Evolution features of Indian Ocean SST anomalies
Here, we examine the characteristics of the Indian Ocean evolution starting from the El Niño developing autumn, as this season typically coincides with the peaking phase of the IOD. For FD El Niño, an IOD with positive SST anomalies in the western tropical Indian Ocean and negative SST anomalies in the eastern tropical Indian Ocean peaks in September–October (0) (Fig. 2a). The intensity and spatial coverage of the SST warming in the western Indian Ocean are remarkable and much larger than those of the SST cooling in the eastern Indian Ocean. However, there is a weak IOD mode with comparable SST anomaly amplitude and extension in the eastern and western poles during SD El Niño, although it also peaks in September–October (0) (Fig. 2g).

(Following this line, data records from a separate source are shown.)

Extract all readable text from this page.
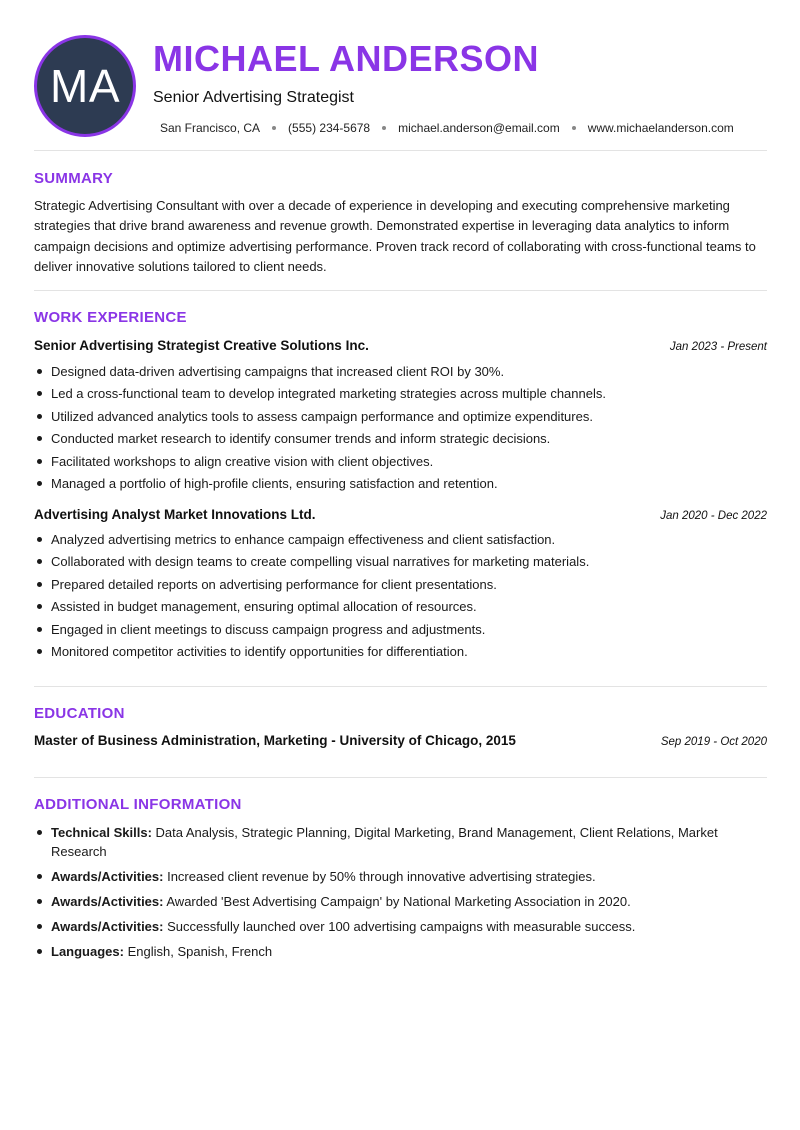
MA
MICHAEL ANDERSON
Senior Advertising Strategist
San Francisco, CA (555) 234-5678 michael.anderson@email.com www.michaelanderson.com
SUMMARY
Strategic Advertising Consultant with over a decade of experience in developing and executing comprehensive marketing strategies that drive brand awareness and revenue growth. Demonstrated expertise in leveraging data analytics to inform campaign decisions and optimize advertising performance. Proven track record of collaborating with cross-functional teams to deliver innovative solutions tailored to client needs.
WORK EXPERIENCE
Senior Advertising Strategist Creative Solutions Inc.	Jan 2023 - Present
Designed data-driven advertising campaigns that increased client ROI by 30%.
Led a cross-functional team to develop integrated marketing strategies across multiple channels.
Utilized advanced analytics tools to assess campaign performance and optimize expenditures.
Conducted market research to identify consumer trends and inform strategic decisions.
Facilitated workshops to align creative vision with client objectives.
Managed a portfolio of high-profile clients, ensuring satisfaction and retention.
Advertising Analyst Market Innovations Ltd.	Jan 2020 - Dec 2022
Analyzed advertising metrics to enhance campaign effectiveness and client satisfaction.
Collaborated with design teams to create compelling visual narratives for marketing materials.
Prepared detailed reports on advertising performance for client presentations.
Assisted in budget management, ensuring optimal allocation of resources.
Engaged in client meetings to discuss campaign progress and adjustments.
Monitored competitor activities to identify opportunities for differentiation.
EDUCATION
Master of Business Administration, Marketing - University of Chicago, 2015	Sep 2019 - Oct 2020
ADDITIONAL INFORMATION
Technical Skills: Data Analysis, Strategic Planning, Digital Marketing, Brand Management, Client Relations, Market Research
Awards/Activities: Increased client revenue by 50% through innovative advertising strategies.
Awards/Activities: Awarded 'Best Advertising Campaign' by National Marketing Association in 2020.
Awards/Activities: Successfully launched over 100 advertising campaigns with measurable success.
Languages: English, Spanish, French
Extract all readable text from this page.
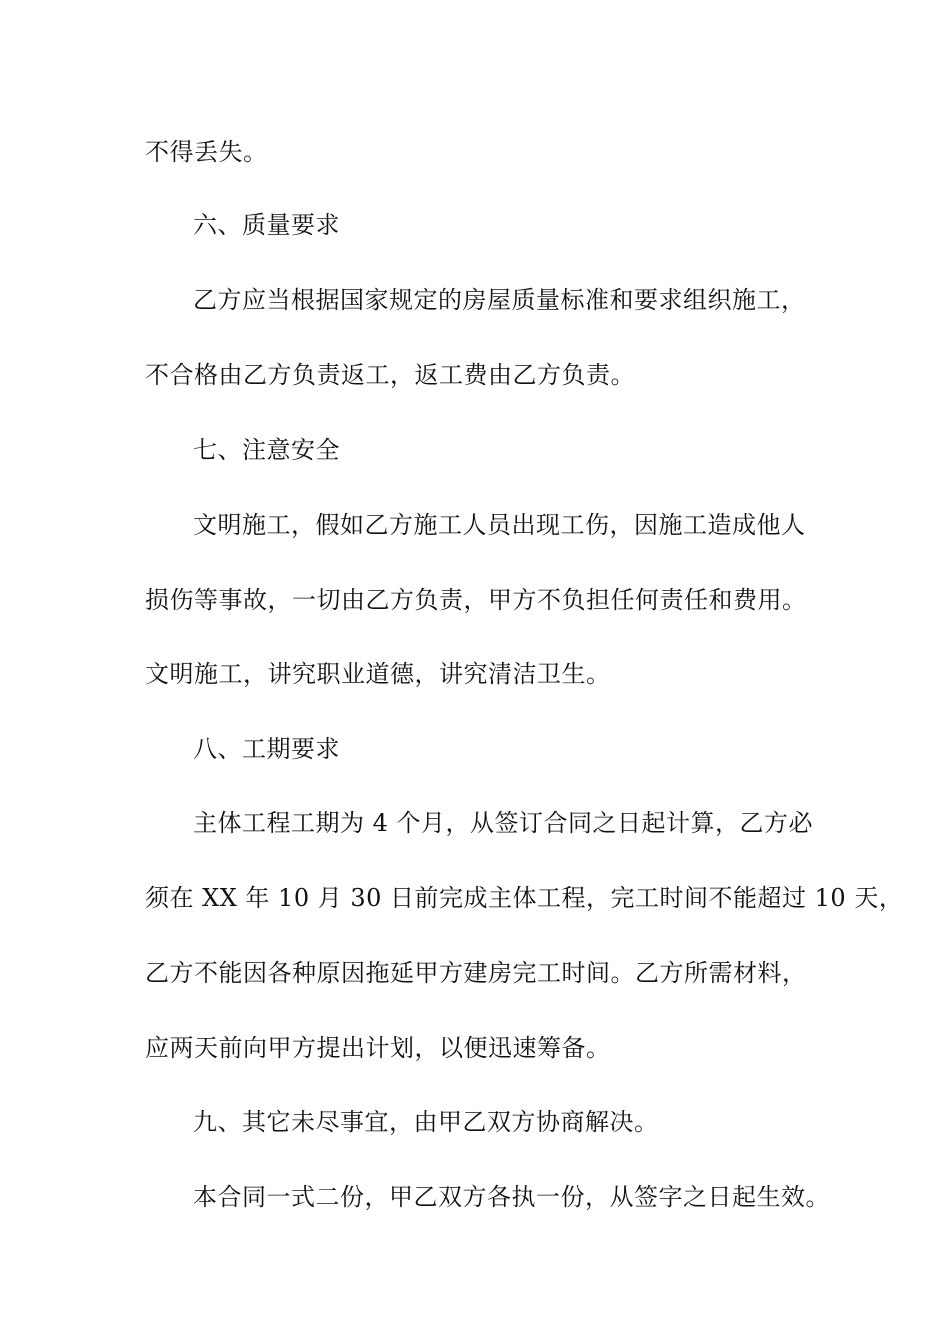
不得丢失。
六、质量要求
乙方应当根据国家规定的房屋质量标准和要求组织施工，
不合格由乙方负责返工，返工费由乙方负责。
七、注意安全
文明施工，假如乙方施工人员出现工伤，因施工造成他人
损伤等事故，一切由乙方负责，甲方不负担任何责任和费用。
文明施工，讲究职业道德，讲究清洁卫生。
八、工期要求
主体工程工期为 4 个月，从签订合同之日起计算，乙方必
须在 XX 年 10 月 30 日前完成主体工程，完工时间不能超过 10 天，
乙方不能因各种原因拖延甲方建房完工时间。乙方所需材料，
应两天前向甲方提出计划，以便迅速筹备。
九、其它未尽事宜，由甲乙双方协商解决。
本合同一式二份，甲乙双方各执一份，从签字之日起生效。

Previous studies have indicated that both ENSO and local air-sea interaction strongly affect the initiation and evolution of different IOD types41. Moreover, Jiang et al.32 indicated that the South Asian summer monsoon could also contribute to different types of IOD. Specifically, a strong western (eastern) pole of the IOD is associated with a weak (strong) South Asian summer monsoon (SASM), while the comparable western and eastern poles develop without apparent SASM anomalies. A more comprehensive analysis about the relative contributions of these factors is valuable, which should be addressed in the future work.
In November–December (0) during FD El Niño, there are few and insignificant signals in the eastern tropical Indian Ocean (Fig. 2b). Subsequently, the SST anomalies gradually grow into the positive IOB mode, which peaks in January–February (1) (Fig. 2c) and almost disappears in July–August (1) (Fig. 2f). This is a deviation from the typical IOB evolution, which is characterized by a peak around spring that persists into summer42. During SD El Niño, after the weak IOD decays in November–December (0) (Fig. 2h), the IOB pattern develops until January–February (1) (Fig. 2i), reaches its peak in May–June (1) (Fig. 2k), and persists throughout the entire summer (Fig. 2l). Overall, this suggests that an IOD with a stronger (weaker) western pole in FD (SD) El Niño events is followed by a stronger and earlier-peaking (weaker and later-peaking) IOB mode.
Because the termination of IOD is manifested as the vanishing of SST cooling in the IOD eastern pole but the SST warming still maintains in the western Indian Ocean (Fig. 2b, h), the western pole of IOD is the initial state of the following IOB development. The IOD western pole in FD El Niño is stronger than that in SD El Niño. This phenomenon prompts us to check whether such an earlier-peaking IOB in FD El Niño is due to its faster growth or the pre-existing stronger IOD western pole. We first investigate the growth speed of the IOB mode by calculating the tendency of SST anomalies (Fig. 4). The tendency is calculated using the central time difference scheme based on the monthly time series (e.g., the tendency in September is computed by subtracting the SST anomalies in August from those in October, and then dividing the difference by 2). From September (0) to February (1), the tendency of SST anomalies in the tropical Indian Ocean is non-uniform in space, but it shows the transformation from the IOD to the IOB for both FD and SD El Niño events (Fig. 4a–c, g–i). It is noteworthy that there are no statistically significant differences in the tendency of SST anomalies between FD and SD El Niño events in most tropical Indian Ocean regions (Fig. 4m–o). In some regions, the differences (FD minus SD) are negative, meaning that the growth rates of the IOB-related SST anomalies in the FD events may be equal to or slightly slower than those in the SD events.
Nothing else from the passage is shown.